Atom 1.1 Is Out, With Lots of Graphic Improvements (blog.atom.io)
yathosho writes with some good news for GitHub developers: GitHub's new Atom editor sees a first big update in version 1.1. Character measurement has been improved, fonts with ligatures and variable width fonts are now supported. The biggest new feature is probably live Markdown preview, matching the current theme. There's also a 1.2.0 beta available, for those who want to have a look into Atom's future.
Yeah, lame product that's not open source. Here are some the features they are touting for the latest release, see which ones of these make you want to pay for a closed-source editor:
* Reduced GC Pauses When Scrolling Editor
* Using Variable Width Fonts
* New Approach to Character Measurement
* Several Find and Replace Fixes
* Settings Have Nice Descriptions
They're not really selling me on it. Incidentally, when I read the headline, I thought it meant that Intel's Atom processor had been given a GPU.
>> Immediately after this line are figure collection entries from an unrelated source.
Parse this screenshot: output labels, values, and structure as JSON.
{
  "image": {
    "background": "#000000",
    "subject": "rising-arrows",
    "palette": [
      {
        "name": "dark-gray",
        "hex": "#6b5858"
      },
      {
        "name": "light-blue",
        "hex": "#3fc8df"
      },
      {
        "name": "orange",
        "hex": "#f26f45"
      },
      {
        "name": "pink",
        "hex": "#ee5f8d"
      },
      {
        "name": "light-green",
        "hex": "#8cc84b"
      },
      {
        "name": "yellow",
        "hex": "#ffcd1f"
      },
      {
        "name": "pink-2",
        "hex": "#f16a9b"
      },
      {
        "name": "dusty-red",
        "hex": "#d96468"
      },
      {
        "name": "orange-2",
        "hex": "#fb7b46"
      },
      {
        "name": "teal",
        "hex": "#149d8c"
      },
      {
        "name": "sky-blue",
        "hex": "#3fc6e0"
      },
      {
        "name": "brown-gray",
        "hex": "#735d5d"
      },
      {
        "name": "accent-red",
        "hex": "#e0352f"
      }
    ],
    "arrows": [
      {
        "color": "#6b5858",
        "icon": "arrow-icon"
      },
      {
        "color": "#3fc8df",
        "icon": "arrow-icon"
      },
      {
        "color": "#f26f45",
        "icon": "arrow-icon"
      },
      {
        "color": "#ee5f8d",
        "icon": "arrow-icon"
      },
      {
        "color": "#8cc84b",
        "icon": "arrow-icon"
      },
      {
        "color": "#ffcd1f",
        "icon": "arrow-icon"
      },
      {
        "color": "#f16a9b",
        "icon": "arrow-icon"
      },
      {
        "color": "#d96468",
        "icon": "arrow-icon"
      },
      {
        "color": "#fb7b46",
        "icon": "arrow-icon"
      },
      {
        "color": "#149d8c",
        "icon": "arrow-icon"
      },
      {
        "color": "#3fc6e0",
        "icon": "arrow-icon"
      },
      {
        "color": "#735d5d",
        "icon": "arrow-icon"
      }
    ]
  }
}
"First they came for the slanderers and i said nothing."
I can't comment on Atom (or Xcode, for that matter).
I can comment on UNIX-based editors and IDEs, though.
There's Eclipse's C/C++ module. It runs fine on Linux.
Emacs might suit your needs as well, but getting it set up with all the bells and whistles of an IDE is a bit of a pain. There are projects that help with that, however, like spacemacs (defaults to vi keybindings, but supports emacs keybindings as well). I use emacs with a custom config, but I haven't done much C++ since I switched from vim. What I have done has worked OK, but I'm sure my config has room for improvement.
QT Creator is cross platform and supports C++. It can do non-QT projects just fine.
There's Anjuta and KDevelop as well, but I haven't used either of those in quite some time and have no idea what the status is. KDevelop used to be used quite a bit for KDE development, which is C++.
Those who can't do, teach. Those who can't teach either, do tech support.
wtf is atom?
A somewhat rudimentary slashvertised text editor that reports what you're doing back to Google.
GitHub co-founder Tom Preston-Werner specifies, only "Atom core" code will be closed source, while "all the existing MIT-licensed repos under the Atom org will remain so forever." The reasons are purely commercial, as he notes: "Atom won't be closed source, but it won't be open source either. It will be somewhere in-between, making it easy for us to charge for Atom while still making the source available under a restrictive license so you can see how everything works."
Keep your wallets handy, peeps.
The whole was open-sourced in May 2014!